Ver-se a si mesmo, por Fábio Rodrigo
Numa destas poucas horas de lazer, o indivíduo pega o celular e registra uma selfie. A ideia era compartilhar nas redes sociais as mesmas impressões que tinha de si naquele momento. Normal. Qualquer um faz isso. Constatou em seguida que a câmera do celular estava programada somente para tirar selfies. Mesmo intrigado com isso, deixou pra lá e voltou ao seu trabalho.
Notou que sua rotina não era a mesma de outrora. Ao passar pela recepção da empresa, percebeu que ele próprio era o recepcionista. Atordoado, seguiu para sua sala. Minutos depois, ele era seu chefe. E entrara na sala sem pedir licença para cobrar resultados e mais resultados. Estava o indivíduo, sentado à mesa, defronte de si mesmo, em pé. Era uma sensação desconfortante ver-se e, ao mesmo tempo, dar uma sonora bronca em si mesmo.
Não tinha dúvidas: estava alucinado. Chegou a pensar que alguém tivesse posto um alucinógeno em sua bebida. Precisava falar isso para alguém. Para quem deveria ligar? Pensou em seu médico de confiança.
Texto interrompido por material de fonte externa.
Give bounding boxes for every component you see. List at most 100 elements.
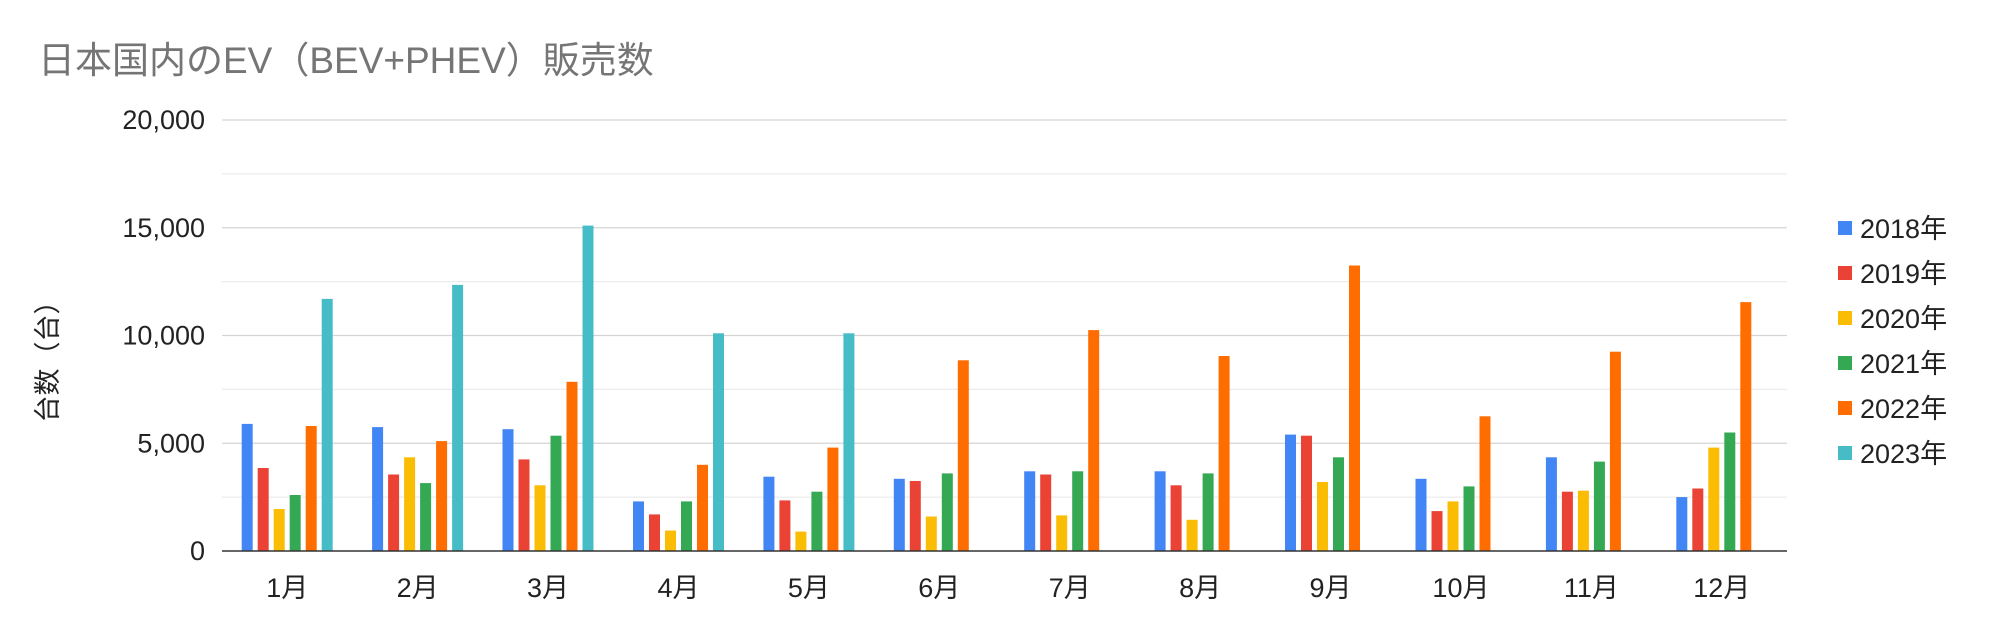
bar-2020年-11月	[1577, 490, 1589, 551]
legend-swatch	[1838, 221, 1852, 235]
bar-2018年-2月	[372, 427, 384, 551]
bar-2021年-11月	[1593, 461, 1605, 551]
bar-2018年-11月	[1545, 457, 1557, 551]
legend-label: 2021年	[1860, 349, 1947, 379]
bar-2021年-12月	[1724, 432, 1736, 551]
bar-2021年-9月	[1333, 457, 1344, 551]
bar-2021年-5月	[811, 491, 823, 551]
bar-2019年-3月	[518, 459, 530, 551]
bars	[241, 225, 1752, 551]
bar-2019年-9月	[1301, 435, 1312, 551]
bar-2020年-2月	[404, 457, 416, 551]
y-tick-label: 10,000	[122, 321, 205, 351]
x-axis-ticks: 1月 2月 3月 4月 5月 6月 7月 8月 9月 10月 11月 12月	[266, 573, 1750, 603]
legend-label: 2018年	[1860, 214, 1947, 244]
y-tick-label: 5,000	[137, 428, 205, 458]
bar-2018年-10月	[1415, 478, 1427, 551]
bar-2019年-12月	[1692, 488, 1704, 551]
legend-label: 2019年	[1860, 259, 1947, 289]
bar-2020年-12月	[1708, 447, 1720, 551]
legend-swatch	[1838, 356, 1852, 370]
bar-2022年-2月	[436, 441, 448, 551]
bar-2020年-8月	[1186, 519, 1198, 551]
bar-2021年-3月	[550, 435, 562, 551]
bar-2020年-9月	[1317, 482, 1328, 551]
bar-2019年-2月	[388, 474, 400, 551]
bar-2018年-5月	[763, 476, 775, 551]
bar-2019年-1月	[257, 468, 269, 551]
x-tick-label: 5月	[788, 573, 830, 603]
bar-2022年-5月	[827, 447, 839, 551]
bar-2022年-10月	[1479, 416, 1491, 551]
legend-swatch	[1838, 311, 1852, 325]
bar-2019年-10月	[1431, 511, 1443, 551]
legend-label: 2020年	[1860, 304, 1947, 334]
y-tick-label: 20,000	[122, 105, 205, 135]
bar-2021年-7月	[1072, 471, 1084, 551]
legend-swatch	[1838, 266, 1852, 280]
x-tick-label: 11月	[1564, 573, 1619, 603]
y-tick-label: 0	[190, 536, 205, 566]
bar-2018年-1月	[241, 423, 253, 551]
bar-2023年-1月	[321, 298, 333, 551]
bar-2019年-8月	[1170, 485, 1182, 551]
bar-2022年-4月	[697, 464, 708, 551]
x-tick-label: 1月	[266, 573, 308, 603]
bar-2022年-6月	[957, 360, 969, 551]
bar-2022年-3月	[566, 381, 578, 551]
bar-2018年-7月	[1024, 471, 1036, 551]
bar-2023年-2月	[452, 284, 464, 551]
x-tick-label: 4月	[657, 573, 699, 603]
bar-2021年-4月	[681, 501, 692, 551]
legend-label: 2023年	[1860, 439, 1947, 469]
bar-2018年-12月	[1676, 497, 1688, 551]
legend-swatch	[1838, 446, 1852, 460]
bar-2020年-10月	[1447, 501, 1459, 551]
bar-2021年-8月	[1202, 473, 1214, 551]
bar-2021年-10月	[1463, 486, 1475, 551]
bar-2018年-8月	[1154, 471, 1166, 551]
gridlines	[222, 119, 1787, 498]
bar-2022年-1月	[305, 426, 317, 551]
x-tick-label: 6月	[918, 573, 960, 603]
bar-2021年-1月	[289, 495, 301, 551]
bar-2019年-11月	[1561, 491, 1573, 551]
bar-2022年-12月	[1740, 302, 1752, 551]
x-tick-label: 8月	[1179, 573, 1221, 603]
x-tick-label: 2月	[397, 573, 439, 603]
bar-2020年-6月	[925, 516, 937, 551]
x-tick-label: 9月	[1310, 573, 1352, 603]
bar-2020年-5月	[795, 531, 807, 551]
bar-2021年-2月	[420, 483, 432, 551]
bar-2018年-3月	[502, 429, 514, 551]
y-axis-title: 台数（台）	[33, 288, 63, 423]
bar-2023年-3月	[582, 225, 594, 551]
bar-2023年-4月	[713, 333, 724, 551]
bar-2018年-9月	[1285, 434, 1296, 551]
bar-2020年-3月	[534, 485, 546, 551]
legend-swatch	[1838, 401, 1852, 415]
bar-2019年-7月	[1040, 474, 1052, 551]
x-tick-label: 10月	[1432, 573, 1489, 603]
bar-2022年-8月	[1218, 356, 1230, 551]
x-tick-label: 7月	[1049, 573, 1091, 603]
bar-2022年-11月	[1609, 351, 1621, 551]
bar-2018年-4月	[633, 501, 644, 551]
bar-2019年-4月	[649, 514, 660, 551]
bar-2020年-7月	[1056, 515, 1068, 551]
bar-2019年-6月	[909, 481, 921, 551]
chart-title: 日本国内のEV（BEV+PHEV）販売数	[38, 40, 654, 81]
y-tick-label: 15,000	[122, 213, 205, 243]
bar-2020年-4月	[665, 530, 676, 551]
bar-2020年-1月	[273, 509, 285, 551]
bar-2019年-5月	[779, 500, 791, 551]
legend-label: 2022年	[1860, 394, 1947, 424]
x-tick-label: 12月	[1693, 573, 1750, 603]
x-tick-label: 3月	[527, 573, 569, 603]
y-axis-ticks: 0 5,000 10,000 15,000 20,000	[122, 105, 205, 566]
bar-2022年-7月	[1088, 330, 1100, 551]
bar-2023年-5月	[843, 333, 855, 551]
legend: 2018年 2019年 2020年 2021年 2022年 2023年	[1838, 214, 1947, 469]
bar-2021年-6月	[941, 473, 953, 551]
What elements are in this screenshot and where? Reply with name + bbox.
Talvez ele dissesse ser estafa mental decorrente de forte estresse no trabalho. Ligou e o próprio indivíduo atendeu a ligação. O indivíduo foi à loucura quando, do outro lado da linha, estava alguém com a sua voz. Ele era o próprio atendente. Era uma conversa consigo mesmo. Disse que em poucos minutos estaria no consultório. E bateu o telefone.
Comunicou a seu chefe, ou seja, a ele mesmo que não estava se sentido bem. Precisava ir urgentemente ao médico. Saiu com seu carro do estacionamento. Na rua, todos eram ele próprio. Não acreditava no que estava vendo. Confuso, quase provocou um acidente no trânsito. E ainda teve que ouvir xingamentos vindos dele mesmo em outro carro que passava.
No consultório, o médico não conseguia entendê-lo. Como alguém pode ver-se a si mesmo? O indivíduo tentava de todas as maneiras uma melhor explicação a dar ao médico. No final das contas, nem o indivíduo sabia mais quem ele era de fato. Se ele era quem ele via ser ele mesmo ou se ele era quem ele sempre achou que fosse ele.
Fábio Rodrigo Gomes da Costa é professor e mestre em Estudos Linguísticos.